Once again non-linearity* strikes! As we're using inflation adjusted numbers (i think?) we can take the military spending per person (~$109,753) and scale it up for the 3% of population in the military which is around 390 million people. Which means the military budget for personnel needs to be 42.8 trillion far less then the 326.592 trillion suggested above. Making it a mere 2.9% or so of the budget, housing should also be de-valued to the point of irrelevancy (0.0598%). So that's 43.3% on procurement, I'm not touching R&D or Construction, though I'd bet Construction might change, space building is weird.
You raise some good counter points here. So lets look at the sort of costs that could be expected.
First off is the cost per soldier. For simplicity's sake I'll round it up to 110,000cr per soldier. Going off
past estimations the Systems Alliance Military (SAM) has roughly twelve million soldiers at any time.
As I calculated over here supporting a standing twelve million soldiers and training 2.4 million new soldiers every year costs about three trillion and 840 billion respectively each year for a combined yearly cost of 3,840 billion credits.
While we don't know how many ships the Alliance has right now it's reasonable to assume they have at least five of their eight fleets going by the descriptions for each fleet on the wiki.
Each fleet has a dreadnaught heading it and an unknown number of other ships. So I'm just going to fall back on the out of date Fleets tab:
Carriers - 12
Crusiers (Heavy) - 56
Crusiers (Light) - 448
Frigates - 1,008
Fighters - 64,000+
At 10% of their build cost per year in maintenance, as mentioned in one of your earlier posts, that puts the costs at:
Dreadnaughts - 5 * 0.1 * 20,592,680,000,000
Carriers - 12 * 0.1 * 20,592,680,000,000 * 0.5
Crusiers (Heavy) - 56 * 0.1 *13,795,770,000,000
Crusiers (Light) - 448 * 0.1 * 2,573,960,000,000
Frigates - 1,008 * 0.1 * 40,390,000,000
Fighters - 64,000 * 0.1 * 100,000,000
I'm assuming the fighters are all Scimitars for simplicity. This comes out to:
Dreadnaughts - 10,296,340,000,000
Carriers - 12,355,608,000,000
Crusiers (Heavy) - 77,256,312,000,000
Crusiers (Light) - 115,313,408,000,000
Frigates - 4,071,312,000,000
Fighters - 640,000,000,000
Total = 219,932,980,000,000cr
So the Alliance is looking at ~220
trillion credits in maintenance every year with their current fleet.
Damn!
Admittedly that is only 15% of their budget but
still...
So I'm thinking their budget would end up been something along the lines of:
Maintenance - 15%
Operations - 30%
R&D - 15%
Procurement - 35%
Other - 5%
So at 35% of 1458 trillion the Alliance has 510 trillion to spend on procurement each year.
Assuming they keep to a ratio of 1:9:18 for HC:LC:FR then the could buy:
36 Heavy Cruisers, 324 Light Cruisers, and 648 Frigates per year.
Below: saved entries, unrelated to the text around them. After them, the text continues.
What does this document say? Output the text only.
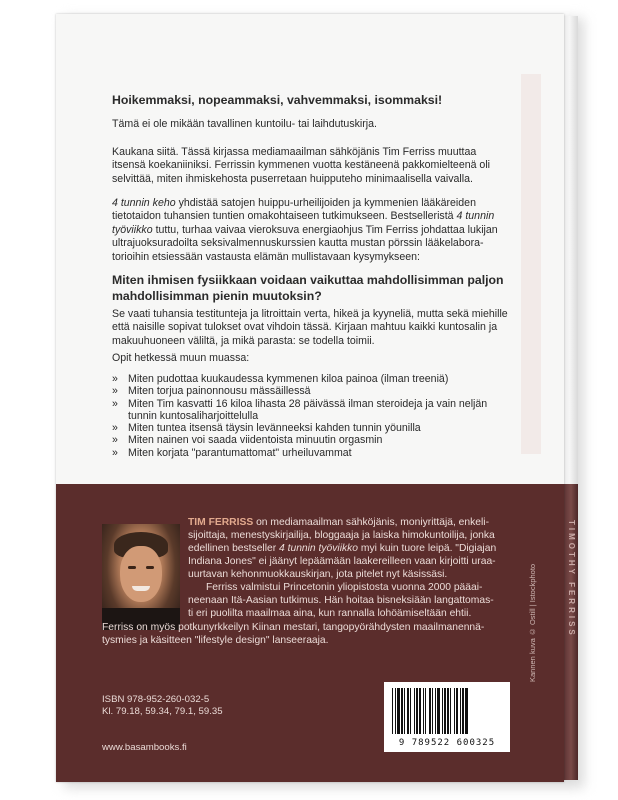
TIMOTHY FERRISS

Hoikemmaksi, nopeammaksi, vahvemmaksi, isommaksi!

Tämä ei ole mikään tavallinen kuntoilu- tai laihdutuskirja.

Kaukana siitä. Tässä kirjassa mediamaailman sähköjänis Tim Ferriss muuttaa
itsensä koekaniiniksi. Ferrissin kymmenen vuotta kestäneenä pakkomielteenä oli
selvittää, miten ihmiskehosta puserretaan huipputeho minimaalisella vaivalla.

4 tunnin keho yhdistää satojen huippu-urheilijoiden ja kymmenien lääkäreiden
tietotaidon tuhansien tuntien omakohtaiseen tutkimukseen. Bestselleristä 4 tunnin
työviikko tuttu, turhaa vaivaa vieroksuva energiaohjus Tim Ferriss johdattaa lukijan
ultrajuoksuradoilta seksivalmennuskurssien kautta mustan pörssin lääkelabora-
torioihin etsiessään vastausta elämän mullistavaan kysymykseen:

Miten ihmisen fysiikkaan voidaan vaikuttaa mahdollisimman paljon
mahdollisimman pienin muutoksin?

Se vaati tuhansia testitunteja ja litroittain verta, hikeä ja kyyneliä, mutta sekä miehille
että naisille sopivat tulokset ovat vihdoin tässä. Kirjaan mahtuu kaikki kuntosalin ja
makuuhuoneen väliltä, ja mikä parasta: se todella toimii.

Opit hetkessä muun muassa:

» Miten pudottaa kuukaudessa kymmenen kiloa painoa (ilman treeniä)
» Miten torjua painonnousu mässäillessä
» Miten Tim kasvatti 16 kiloa lihasta 28 päivässä ilman steroideja ja vain neljän
tunnin kuntosaliharjoittelulla
» Miten tuntea itsensä täysin levänneeksi kahden tunnin yöunilla
» Miten nainen voi saada viidentoista minuutin orgasmin
» Miten korjata "parantumattomat" urheiluvammat

TIM FERRISS on mediamaailman sähköjänis, moniyrittäjä, enkeli-
sijoittaja, menestyskirjailija, bloggaaja ja laiska himokuntoilija, jonka
edellinen bestseller 4 tunnin työviikko myi kuin tuore leipä. "Digiajan
Indiana Jones" ei jäänyt lepäämään laakereilleen vaan kirjoitti uraa-
uurtavan kehonmuokkauskirjan, jota pitelet nyt käsissäsi.
Ferriss valmistui Princetonin yliopistosta vuonna 2000 pääai-
neenaan Itä-Aasian tutkimus. Hän hoitaa bisneksiään langattomas-
ti eri puolilta maailmaa aina, kun rannalla lohöämiseltään ehtii.

Ferriss on myös potkunyrkkeilyn Kiinan mestari, tangopyörähdysten maailmanennä-
tysmies ja käsitteen "lifestyle design" lanseeraaja.	Kannen kuva © Ostill | Istockphoto

ISBN 978-952-260-032-5
Kl. 79.18, 59.34, 79.1, 59.35

www.basambooks.fi	9 789522 600325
Those numbers do seem rather high. More math is clearly required.
*I'm really stating to hate it.
Everyone does.
These are reasonable enough I think that x10 cover a lot of differences between a sub and spaceship. The space shuttle is only about half as long and cost 1.7 billion a pop. I shall take the numbers under consideration, though we'll have to drop the GDP and or procurement budgets as if we us these as I'll get to in a quote. Still means cores cost a mint and are over 50% of a ship's value. Pirate would want to take ships not cargo or passengers barring VIPs.
Assuming of course that they are hitting Warships. Eezo load outs on civilian ships would be a hell of a lot lower.
You know. I'm starting to think we should just ignore the whole 120 billion credit core, or rather just assume it's an extreme outlier due to R&D focuses on seeing what they can do rather then cost efficiency, and just pick more reasonable numbers.